Penguins goaltender Matt Murray stops the Sharks' Tomas Hertl during the third period. Murray finished with 24 saves. (Philip G. Pavely/Tribune-Review)
Jumbo Joe called Mighty Matt “a big boy.”
Man, did the Penguins' rookie goalie take a big-boy bow on hockey's grand stage on Monday night.
The statistics probably don't tell enough of the story about Matt Murray's brilliance in the Penguins' 3-2 victory over the San Jose Sharks at Consol Energy Center. But with Murray, the statistics almost never nail the narrative.
Which is saying a lot.
After all, through (his first) 16 Stanley Cup playoff games, Murray's goals-against average is 2.20 and he is stopping 92.4 percent of shots faced. Those are Conn Smythe-worthy numbers.
But what's a Smythe without Lord Stanley's Cup? And where would these Penguins be without their rookie goalie?
Not within three victories of claiming the Cup, that's as certain as Murray's unfathomable maturity for a 22-year-old.
He needed to make only 24 saves in Game 1 of the Cup Final. If a similar total is the best the Sharks can do in Game 2 on Wednesday night, the Western Conference champions probably are headed home down a couple of games in the best-of-seven series.

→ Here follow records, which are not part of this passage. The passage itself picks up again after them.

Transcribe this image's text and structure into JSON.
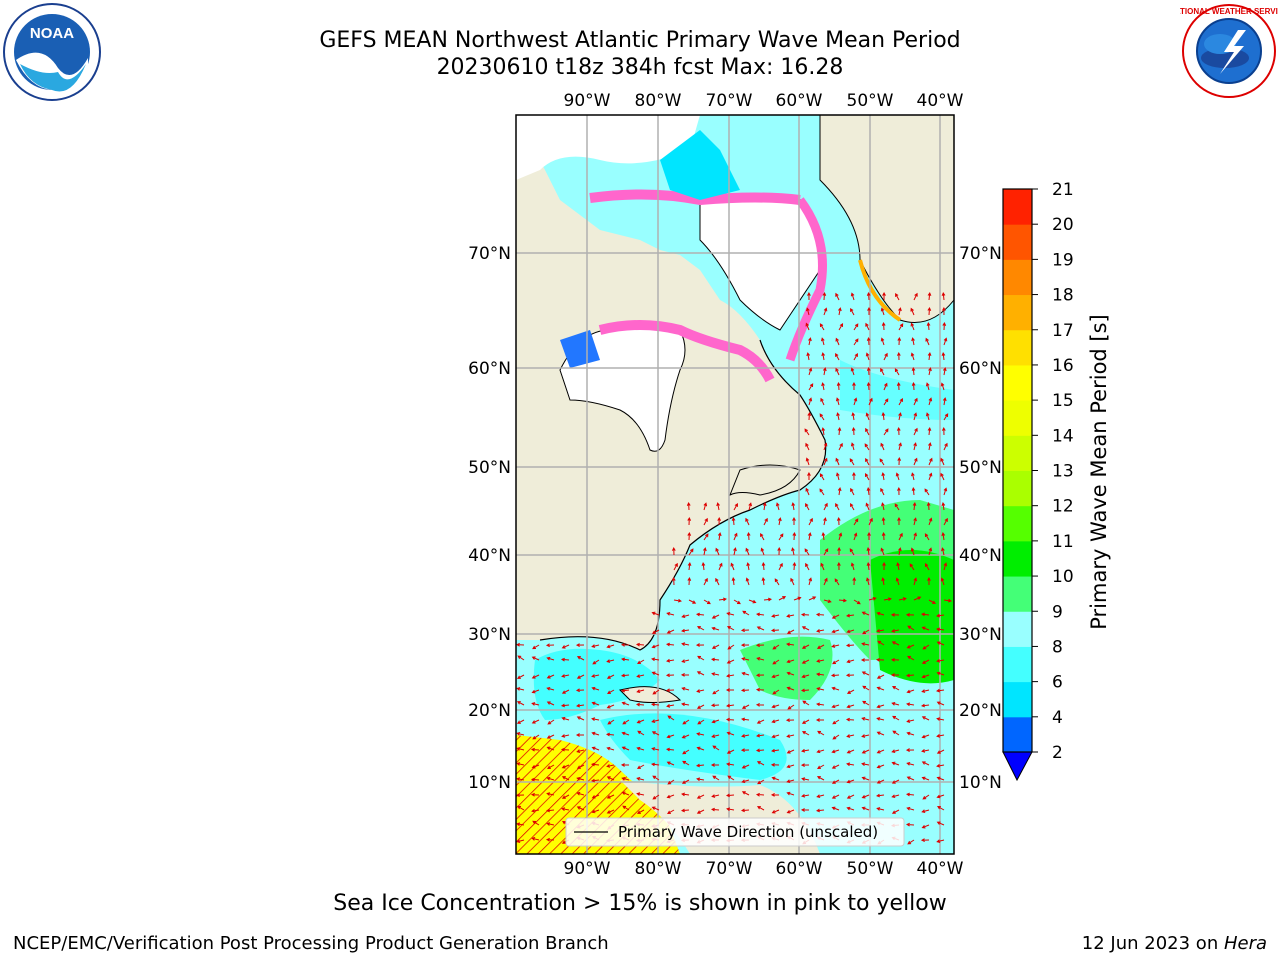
{
  "header": {
    "title_line1": "GEFS MEAN Northwest Atlantic Primary Wave Mean Period",
    "title_line2": "20230610 t18z 384h fcst   Max: 16.28",
    "left_logo": {
      "name": "noaa-logo",
      "text": "NOAA"
    },
    "right_logo": {
      "name": "nws-logo",
      "text": "NATIONAL WEATHER SERVICE"
    }
  },
  "map": {
    "lon_labels": [
      "90°W",
      "80°W",
      "70°W",
      "60°W",
      "50°W",
      "40°W"
    ],
    "lat_labels": [
      "70°N",
      "60°N",
      "50°N",
      "40°N",
      "30°N",
      "20°N",
      "10°N"
    ],
    "legend_label": "Primary Wave Direction (unscaled)",
    "colors": {
      "land": "#efedd9",
      "ice_pink": "#ff66cc",
      "ice_orange": "#ffb000",
      "water_cyan": "#66ffff",
      "water_light": "#99ffff",
      "green": "#44ff44",
      "arrow": "#dd0000",
      "grid": "#b0b0b0",
      "yellow": "#ffff00"
    }
  },
  "colorbar": {
    "label": "Primary Wave Mean Period [s]",
    "ticks": [
      "2",
      "4",
      "6",
      "8",
      "9",
      "10",
      "11",
      "12",
      "13",
      "14",
      "15",
      "16",
      "17",
      "18",
      "19",
      "20",
      "21"
    ],
    "colors": [
      "#0066ff",
      "#00e5ff",
      "#44ffff",
      "#99ffff",
      "#44ff77",
      "#00ee00",
      "#55ff00",
      "#aaff00",
      "#ccff00",
      "#eeff00",
      "#ffff00",
      "#ffe000",
      "#ffb000",
      "#ff8800",
      "#ff5500",
      "#ff2200"
    ],
    "extend_color": "#0000ff"
  },
  "footer": {
    "caption": "Sea Ice Concentration > 15% is shown in pink to yellow",
    "left": "NCEP/EMC/Verification Post Processing Product Generation Branch",
    "right_prefix": "12 Jun 2023 on ",
    "right_host": "Hera"
  }
}
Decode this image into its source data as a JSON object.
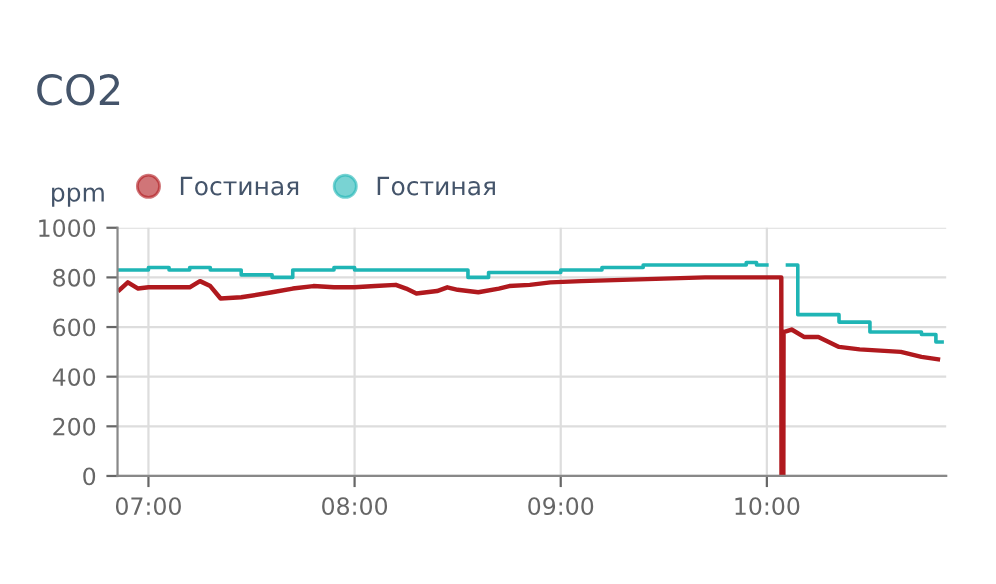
{
  "chart_data": {
    "type": "line",
    "title": "CO2",
    "ylabel": "ppm",
    "legend": "top left",
    "grid": true,
    "marker": "none",
    "xlim": [
      6.85,
      10.87
    ],
    "ylim": [
      0,
      1000
    ],
    "yticks": [
      0,
      200,
      400,
      600,
      800,
      1000
    ],
    "xticks": [
      {
        "value": 7,
        "label": "07:00"
      },
      {
        "value": 8,
        "label": "08:00"
      },
      {
        "value": 9,
        "label": "09:00"
      },
      {
        "value": 10,
        "label": "10:00"
      }
    ],
    "series": [
      {
        "name": "Гостиная",
        "color": "#b0191e",
        "x": [
          6.86,
          6.9,
          6.95,
          7.0,
          7.1,
          7.2,
          7.25,
          7.3,
          7.35,
          7.45,
          7.6,
          7.7,
          7.8,
          7.9,
          8.0,
          8.1,
          8.2,
          8.25,
          8.3,
          8.4,
          8.45,
          8.5,
          8.6,
          8.7,
          8.75,
          8.85,
          8.95,
          9.1,
          9.3,
          9.5,
          9.7,
          9.9,
          10.07,
          10.071,
          10.08,
          10.081,
          10.12,
          10.18,
          10.25,
          10.35,
          10.45,
          10.55,
          10.65,
          10.75,
          10.83
        ],
        "values": [
          750,
          780,
          755,
          760,
          760,
          760,
          785,
          765,
          715,
          720,
          740,
          755,
          765,
          760,
          760,
          765,
          770,
          755,
          735,
          745,
          760,
          750,
          740,
          755,
          765,
          770,
          780,
          785,
          790,
          795,
          800,
          800,
          800,
          0,
          0,
          580,
          590,
          560,
          560,
          520,
          510,
          505,
          500,
          480,
          470
        ]
      },
      {
        "name": "Гостиная",
        "color": "#1fb5b5",
        "type": "step",
        "x": [
          6.86,
          7.0,
          7.1,
          7.2,
          7.3,
          7.45,
          7.6,
          7.7,
          7.9,
          8.0,
          8.2,
          8.45,
          8.55,
          8.65,
          9.0,
          9.2,
          9.4,
          9.7,
          9.9,
          9.95,
          10.0,
          10.1,
          10.15,
          10.35,
          10.5,
          10.75,
          10.82,
          10.85
        ],
        "values": [
          830,
          840,
          830,
          840,
          830,
          810,
          800,
          830,
          840,
          830,
          830,
          830,
          800,
          820,
          830,
          840,
          850,
          850,
          860,
          850,
          null,
          850,
          650,
          620,
          580,
          570,
          540,
          540
        ]
      }
    ]
  }
}
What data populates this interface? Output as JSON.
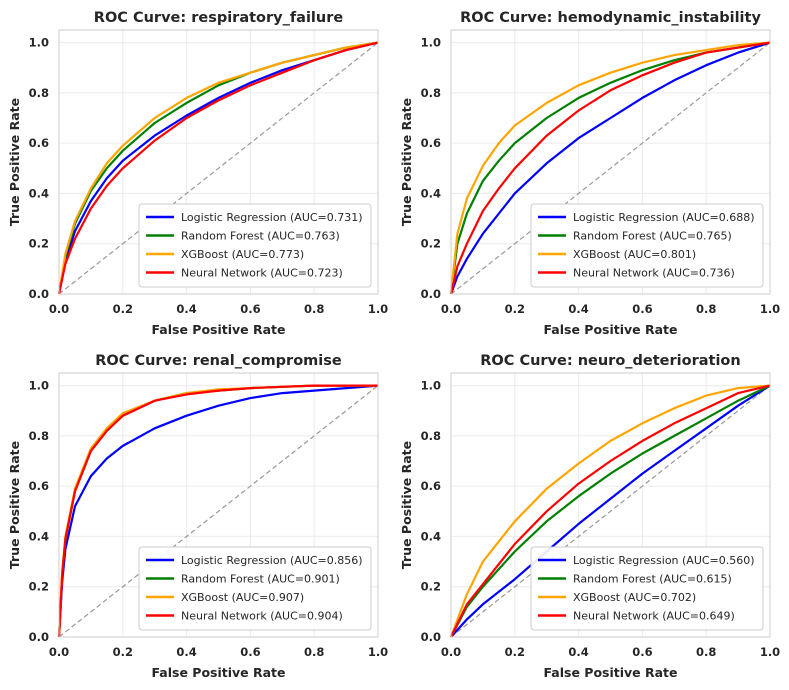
{
  "chart_data": [
    {
      "type": "line",
      "title": "ROC Curve: respiratory_failure",
      "xlabel": "False Positive Rate",
      "ylabel": "True Positive Rate",
      "xlim": [
        0,
        1.0
      ],
      "ylim": [
        0,
        1.05
      ],
      "xticks": [
        "0.0",
        "0.2",
        "0.4",
        "0.6",
        "0.8",
        "1.0"
      ],
      "yticks": [
        "0.0",
        "0.2",
        "0.4",
        "0.6",
        "0.8",
        "1.0"
      ],
      "grid": true,
      "legend_position": "lower-right",
      "series": [
        {
          "name": "Logistic Regression (AUC=0.731)",
          "color": "#0000ff",
          "x": [
            0,
            0.02,
            0.05,
            0.1,
            0.15,
            0.2,
            0.3,
            0.4,
            0.5,
            0.6,
            0.7,
            0.8,
            0.9,
            1.0
          ],
          "y": [
            0,
            0.13,
            0.25,
            0.37,
            0.46,
            0.53,
            0.63,
            0.71,
            0.78,
            0.84,
            0.89,
            0.93,
            0.97,
            1.0
          ]
        },
        {
          "name": "Random Forest (AUC=0.763)",
          "color": "#008000",
          "x": [
            0,
            0.02,
            0.05,
            0.1,
            0.15,
            0.2,
            0.3,
            0.4,
            0.5,
            0.6,
            0.7,
            0.8,
            0.9,
            1.0
          ],
          "y": [
            0,
            0.15,
            0.28,
            0.41,
            0.5,
            0.57,
            0.68,
            0.76,
            0.83,
            0.88,
            0.92,
            0.95,
            0.98,
            1.0
          ]
        },
        {
          "name": "XGBoost (AUC=0.773)",
          "color": "#ffa500",
          "x": [
            0,
            0.02,
            0.05,
            0.1,
            0.15,
            0.2,
            0.3,
            0.4,
            0.5,
            0.6,
            0.7,
            0.8,
            0.9,
            1.0
          ],
          "y": [
            0,
            0.16,
            0.29,
            0.42,
            0.52,
            0.59,
            0.7,
            0.78,
            0.84,
            0.88,
            0.92,
            0.95,
            0.98,
            1.0
          ]
        },
        {
          "name": "Neural Network (AUC=0.723)",
          "color": "#ff0000",
          "x": [
            0,
            0.02,
            0.05,
            0.1,
            0.15,
            0.2,
            0.3,
            0.4,
            0.5,
            0.6,
            0.7,
            0.8,
            0.9,
            1.0
          ],
          "y": [
            0,
            0.12,
            0.22,
            0.34,
            0.43,
            0.5,
            0.61,
            0.7,
            0.77,
            0.83,
            0.88,
            0.93,
            0.97,
            1.0
          ]
        }
      ]
    },
    {
      "type": "line",
      "title": "ROC Curve: hemodynamic_instability",
      "xlabel": "False Positive Rate",
      "ylabel": "True Positive Rate",
      "xlim": [
        0,
        1.0
      ],
      "ylim": [
        0,
        1.05
      ],
      "xticks": [
        "0.0",
        "0.2",
        "0.4",
        "0.6",
        "0.8",
        "1.0"
      ],
      "yticks": [
        "0.0",
        "0.2",
        "0.4",
        "0.6",
        "0.8",
        "1.0"
      ],
      "grid": true,
      "legend_position": "lower-right",
      "series": [
        {
          "name": "Logistic Regression (AUC=0.688)",
          "color": "#0000ff",
          "x": [
            0,
            0.02,
            0.05,
            0.1,
            0.15,
            0.2,
            0.3,
            0.4,
            0.5,
            0.6,
            0.7,
            0.8,
            0.9,
            1.0
          ],
          "y": [
            0,
            0.07,
            0.14,
            0.24,
            0.32,
            0.4,
            0.52,
            0.62,
            0.7,
            0.78,
            0.85,
            0.91,
            0.96,
            1.0
          ]
        },
        {
          "name": "Random Forest (AUC=0.765)",
          "color": "#008000",
          "x": [
            0,
            0.02,
            0.05,
            0.1,
            0.15,
            0.2,
            0.3,
            0.4,
            0.5,
            0.6,
            0.7,
            0.8,
            0.9,
            1.0
          ],
          "y": [
            0,
            0.2,
            0.32,
            0.45,
            0.53,
            0.6,
            0.7,
            0.78,
            0.84,
            0.89,
            0.93,
            0.96,
            0.98,
            1.0
          ]
        },
        {
          "name": "XGBoost (AUC=0.801)",
          "color": "#ffa500",
          "x": [
            0,
            0.02,
            0.05,
            0.1,
            0.15,
            0.2,
            0.3,
            0.4,
            0.5,
            0.6,
            0.7,
            0.8,
            0.9,
            1.0
          ],
          "y": [
            0,
            0.24,
            0.38,
            0.51,
            0.6,
            0.67,
            0.76,
            0.83,
            0.88,
            0.92,
            0.95,
            0.97,
            0.99,
            1.0
          ]
        },
        {
          "name": "Neural Network (AUC=0.736)",
          "color": "#ff0000",
          "x": [
            0,
            0.02,
            0.05,
            0.1,
            0.15,
            0.2,
            0.3,
            0.4,
            0.5,
            0.6,
            0.7,
            0.8,
            0.9,
            1.0
          ],
          "y": [
            0,
            0.11,
            0.2,
            0.33,
            0.42,
            0.5,
            0.63,
            0.73,
            0.81,
            0.87,
            0.92,
            0.96,
            0.98,
            1.0
          ]
        }
      ]
    },
    {
      "type": "line",
      "title": "ROC Curve: renal_compromise",
      "xlabel": "False Positive Rate",
      "ylabel": "True Positive Rate",
      "xlim": [
        0,
        1.0
      ],
      "ylim": [
        0,
        1.05
      ],
      "xticks": [
        "0.0",
        "0.2",
        "0.4",
        "0.6",
        "0.8",
        "1.0"
      ],
      "yticks": [
        "0.0",
        "0.2",
        "0.4",
        "0.6",
        "0.8",
        "1.0"
      ],
      "grid": true,
      "legend_position": "lower-right",
      "series": [
        {
          "name": "Logistic Regression (AUC=0.856)",
          "color": "#0000ff",
          "x": [
            0,
            0.01,
            0.02,
            0.05,
            0.1,
            0.15,
            0.2,
            0.3,
            0.4,
            0.5,
            0.6,
            0.7,
            0.8,
            0.9,
            1.0
          ],
          "y": [
            0,
            0.22,
            0.35,
            0.52,
            0.64,
            0.71,
            0.76,
            0.83,
            0.88,
            0.92,
            0.95,
            0.97,
            0.98,
            0.99,
            1.0
          ]
        },
        {
          "name": "Random Forest (AUC=0.901)",
          "color": "#008000",
          "x": [
            0,
            0.01,
            0.02,
            0.05,
            0.1,
            0.15,
            0.2,
            0.3,
            0.4,
            0.5,
            0.6,
            0.7,
            0.8,
            0.9,
            1.0
          ],
          "y": [
            0,
            0.25,
            0.39,
            0.58,
            0.74,
            0.82,
            0.88,
            0.94,
            0.97,
            0.98,
            0.99,
            0.995,
            1.0,
            1.0,
            1.0
          ]
        },
        {
          "name": "XGBoost (AUC=0.907)",
          "color": "#ffa500",
          "x": [
            0,
            0.01,
            0.02,
            0.05,
            0.1,
            0.15,
            0.2,
            0.3,
            0.4,
            0.5,
            0.6,
            0.7,
            0.8,
            0.9,
            1.0
          ],
          "y": [
            0,
            0.26,
            0.4,
            0.59,
            0.75,
            0.83,
            0.89,
            0.94,
            0.97,
            0.985,
            0.99,
            0.995,
            1.0,
            1.0,
            1.0
          ]
        },
        {
          "name": "Neural Network (AUC=0.904)",
          "color": "#ff0000",
          "x": [
            0,
            0.01,
            0.02,
            0.05,
            0.1,
            0.15,
            0.2,
            0.3,
            0.4,
            0.5,
            0.6,
            0.7,
            0.8,
            0.9,
            1.0
          ],
          "y": [
            0,
            0.25,
            0.39,
            0.58,
            0.74,
            0.82,
            0.88,
            0.94,
            0.965,
            0.98,
            0.99,
            0.995,
            1.0,
            1.0,
            1.0
          ]
        }
      ]
    },
    {
      "type": "line",
      "title": "ROC Curve: neuro_deterioration",
      "xlabel": "False Positive Rate",
      "ylabel": "True Positive Rate",
      "xlim": [
        0,
        1.0
      ],
      "ylim": [
        0,
        1.05
      ],
      "xticks": [
        "0.0",
        "0.2",
        "0.4",
        "0.6",
        "0.8",
        "1.0"
      ],
      "yticks": [
        "0.0",
        "0.2",
        "0.4",
        "0.6",
        "0.8",
        "1.0"
      ],
      "grid": true,
      "legend_position": "lower-right",
      "series": [
        {
          "name": "Logistic Regression (AUC=0.560)",
          "color": "#0000ff",
          "x": [
            0,
            0.05,
            0.1,
            0.2,
            0.3,
            0.4,
            0.5,
            0.6,
            0.7,
            0.8,
            0.9,
            1.0
          ],
          "y": [
            0,
            0.07,
            0.13,
            0.23,
            0.34,
            0.45,
            0.55,
            0.65,
            0.74,
            0.83,
            0.92,
            1.0
          ]
        },
        {
          "name": "Random Forest (AUC=0.615)",
          "color": "#008000",
          "x": [
            0,
            0.05,
            0.1,
            0.2,
            0.3,
            0.4,
            0.5,
            0.6,
            0.7,
            0.8,
            0.9,
            1.0
          ],
          "y": [
            0,
            0.12,
            0.2,
            0.34,
            0.46,
            0.56,
            0.65,
            0.73,
            0.8,
            0.87,
            0.94,
            1.0
          ]
        },
        {
          "name": "XGBoost (AUC=0.702)",
          "color": "#ffa500",
          "x": [
            0,
            0.05,
            0.1,
            0.2,
            0.3,
            0.4,
            0.5,
            0.6,
            0.7,
            0.8,
            0.9,
            1.0
          ],
          "y": [
            0,
            0.17,
            0.3,
            0.46,
            0.59,
            0.69,
            0.78,
            0.85,
            0.91,
            0.96,
            0.99,
            1.0
          ]
        },
        {
          "name": "Neural Network (AUC=0.649)",
          "color": "#ff0000",
          "x": [
            0,
            0.05,
            0.1,
            0.2,
            0.3,
            0.4,
            0.5,
            0.6,
            0.7,
            0.8,
            0.9,
            1.0
          ],
          "y": [
            0,
            0.13,
            0.21,
            0.37,
            0.5,
            0.61,
            0.7,
            0.78,
            0.85,
            0.91,
            0.97,
            1.0
          ]
        }
      ]
    }
  ]
}
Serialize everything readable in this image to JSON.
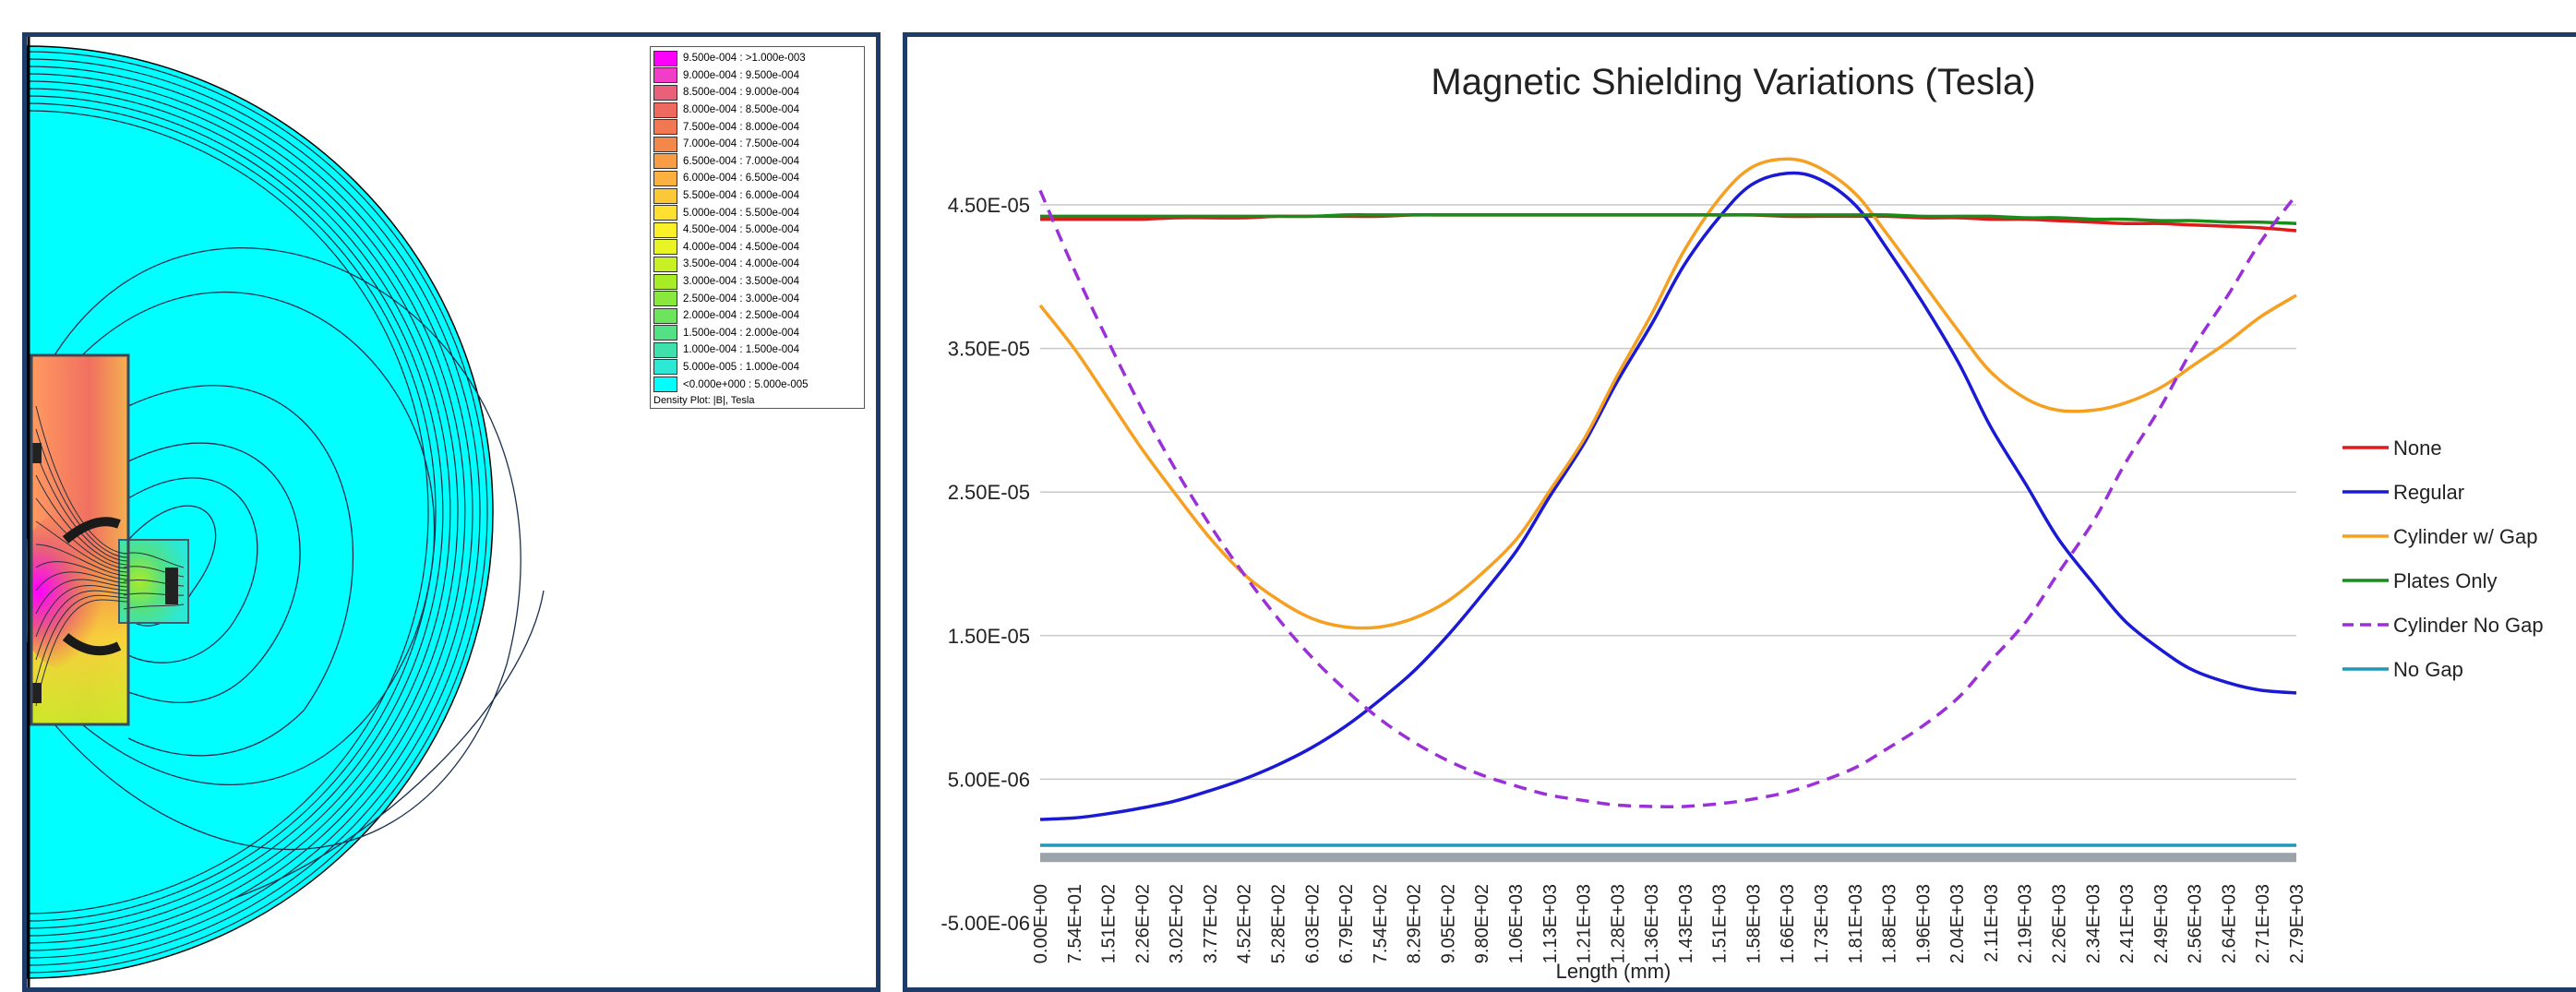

In Game 2, the Sharks likely will look more like they did in the final 40 minutes of Game 1 when they fired 44 shots in the direction of Murray.
The Penguins blocked a good many (14), and their willingness to sacrifice might have forced the Sharks' eight misfires over the final two periods. Still, there was little evidence the Sharks hadn't found a finer form after a plodding first period in the franchise's first Cup Final.
In fact, the Sharks were every bit as dominant in the middle of Game 1 as the Penguins were at the start of it. And while their first goal was no mark against Murray, their second was one even a veteran goalie would have wanted back.
Not that failing to freeze a puck fired by the Sharks' monstrous (and monstrously gifted) defenseman Brent Burns is any easy ask.
Most times, the task seems like an impossibility. If Murray, listed at 6-foot-4, is a “big boy,” as Sharks center Joe Thornton described him, what is the 6-foot-5 Burns?
Burns weighs 230 pounds, and his shots tend to carry all of the power that might be expected of a hockey player who looks more like Ben Roethlisberger.
So with little more than two minutes remaining in the second period, when Murray could only deflect Burns' shot with his left pad and kick the rebound to Sharks winger Patrick Marleau, it wasn't the most unexpected of sequences.
Unfortunately, neither was what happened in the ensuing seconds.
Could defenseman Ben Lovejoy have secured the puck and prevented Marleau's wraparound shot? Sure.
However, Murray also could have been quicker across his goal crease to stop the shot from going into the open cage. After it did, it felt as though the Sharks had taken a big bite out of the Penguins.
Also felt like the sports world would learn a lot about Murray.
It's no secret that in America, many sports fans wait until the Cup Final to tune into hockey games on TV. It's as much of a secret as Penguins assistant general manager Jason Botterill's readiness to run his own NHL club.
After Game 1, which HBK line center Nick Bonino won with a late-regulation goal, Botterill calmly walked toward the Penguins' dressing room. I asked him about Murray's habit of being better after he gets beat.
“I can't speak for what he was like in junior (hockey),” Botterill said, “but from Day 1 in the AHL, that's been his M.O.”
Botterill went on to recall the regular-season home opener of the Penguins' AHL affiliate, Wilkes-Barre/Scranton. In that contest against Lehigh Valley, Murray surrendered three goals in the first period. His club notched the next five, but Murray gave up the tying score early in the third period.
But he never allowed Lehigh Valley to pull ahead. That afforded Wilkes-Barre/Scranton an opportunity to win that the AHL's Penguins took advantage of and won on Oct. 9.
Murray was a long way from Mohegan Sun Arena on Monday night.
San Jose's Sharks are big step up in class from Lehigh Valley's Phantoms.
Same story, though.
Against Murray, opponents often score just enough to lose. He has become a young master at the most difficult aspect of his sport's most important position.